Quick Hits: No. 16 Louisville 27, USF 25
Teddy Bridgewater led a game-winning touchdown drive in the final minutes to lead Louisville to a 27-25 win.
|Teddy Bridgewater led a 75-play drive in the final minutes to help Louisville improve to 7-0. (US Presswire)|
LOUISVILLE WON. The Cardinals survived a dogfight with South Florida, getting a clutch touchdown drive in the final minute to escape with a 27-25 win and improve to 7-0. The Bulls have now lost five in a row, though they didn't play like the eighth-best team in the Big East during a second half charge that gave them an opportunity to win the game in the final minute.
HOW LOUISVILLE WON: Louisville survived a second half in which it was outgained, and "out-possessed" by USF. Teddy Bridgewater had another fantastic statistical performance, completing 21 of 25 passes for 256 yards, two touchdowns and zero interceptions, but it was his game-winning touchdown drive in the final minutes that will stand out when looking back at the Cardinals season. The sophomore quarterback completed 5 of 7 passes on the drive, extending plays with his feet and evening scrambling for 11 yards to put the Cardinals in the red zone. Bridgewater looked calm and cool through the entire eight-play, 75-yard drive and in 94 seconds was able to correct what had been a frustrating half for Louisville.

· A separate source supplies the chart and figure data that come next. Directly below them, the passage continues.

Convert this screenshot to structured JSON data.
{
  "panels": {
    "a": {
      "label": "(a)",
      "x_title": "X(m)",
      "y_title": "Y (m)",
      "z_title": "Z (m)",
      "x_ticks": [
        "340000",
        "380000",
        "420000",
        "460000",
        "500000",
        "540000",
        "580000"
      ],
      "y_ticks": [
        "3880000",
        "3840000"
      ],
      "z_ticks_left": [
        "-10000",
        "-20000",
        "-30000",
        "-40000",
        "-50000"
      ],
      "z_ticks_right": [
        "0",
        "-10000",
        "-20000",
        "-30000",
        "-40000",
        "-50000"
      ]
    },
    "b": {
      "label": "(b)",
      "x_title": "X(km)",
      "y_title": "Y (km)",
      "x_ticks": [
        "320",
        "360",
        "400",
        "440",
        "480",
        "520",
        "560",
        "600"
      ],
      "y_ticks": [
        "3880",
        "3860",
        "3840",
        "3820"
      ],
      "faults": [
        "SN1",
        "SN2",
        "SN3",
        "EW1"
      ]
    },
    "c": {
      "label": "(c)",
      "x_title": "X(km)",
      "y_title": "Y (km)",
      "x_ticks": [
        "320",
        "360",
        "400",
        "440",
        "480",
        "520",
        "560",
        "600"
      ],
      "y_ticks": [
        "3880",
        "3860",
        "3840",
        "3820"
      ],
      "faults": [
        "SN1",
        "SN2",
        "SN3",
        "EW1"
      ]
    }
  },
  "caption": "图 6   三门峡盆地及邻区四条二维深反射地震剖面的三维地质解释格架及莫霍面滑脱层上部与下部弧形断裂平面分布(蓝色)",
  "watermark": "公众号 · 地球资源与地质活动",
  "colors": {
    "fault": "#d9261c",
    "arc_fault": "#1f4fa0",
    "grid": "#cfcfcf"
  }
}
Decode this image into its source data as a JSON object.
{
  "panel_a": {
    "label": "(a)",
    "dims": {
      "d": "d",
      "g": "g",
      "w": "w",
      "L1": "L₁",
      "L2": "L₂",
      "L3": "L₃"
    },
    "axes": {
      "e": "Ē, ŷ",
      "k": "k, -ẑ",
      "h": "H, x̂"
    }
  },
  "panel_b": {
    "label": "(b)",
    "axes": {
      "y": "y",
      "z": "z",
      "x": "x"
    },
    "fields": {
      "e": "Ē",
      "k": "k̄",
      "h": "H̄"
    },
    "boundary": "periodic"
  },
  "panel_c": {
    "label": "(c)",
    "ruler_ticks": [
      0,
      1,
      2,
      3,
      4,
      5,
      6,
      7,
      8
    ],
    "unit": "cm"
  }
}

South Florida controlled the pace of the game in the second half, leaning on Louisville for long drives that nearly doubled the Cardinals' second-half possession time. Lindsey Lamar entered the game with only 220 rushing yards but delivered a career-high 110 yards on 15 carries to lead an impressive USF rushing attack.
But after Bridgewater's go-ahead score, the Bulls became one-dimensional, and desperate. B.J. Daniels was able to march the offense to midfield thanks to a couple of short passes and a Louisville holding penalty, but the Bulls were unable to get close enough to give Maikon Bonani a shot to kick the game-winning field goal.
WHEN LOUISVILLE WON: With Daniels' arm strength and ability to extend the play, the game was not over until the quarterback's final pass was intercepted and the clock hit 0:00. Louisville's defense hadn't stopped a Bulls' drive since a goal-line stand in the third quarter, and if it wasn't for the situation -- no timeouts, needing to score quickly -- they might have been able to run at the Cardinals one last time.
WHAT LOUISVILLE WON: Bridgewater is not the focal point of Louisville's offense the way a pass-happy quarterback might be, and his stat lines are normally more impressive for their efficiency than yardage totals. But in the game-winning drive, Bridgewater showed the leadership and calm under pressure that Louisville will need in order to survive the Big East gauntlet and accomplish its goal of a conference title.
WHAT SOUTH FLORIDA LOST: USF dominated the second half and did everything it needed to do in order to pull off the upset. Some questionable clock-management decisions were made in the final minutes, but in my opinion the key play was Kayvon Webster's late hit on Bridgewater in the final drive. It was not game-changing, but it was an example of the way USF has been losing these close Big East games. The Bulls almost always fight, but too many times in recent years the final efforts have been set back by costly penalties. The seven penalties on Saturday did not cost them the game, but with little margin for error against the undefeated Cardinals they were definitely NOT in the game plan.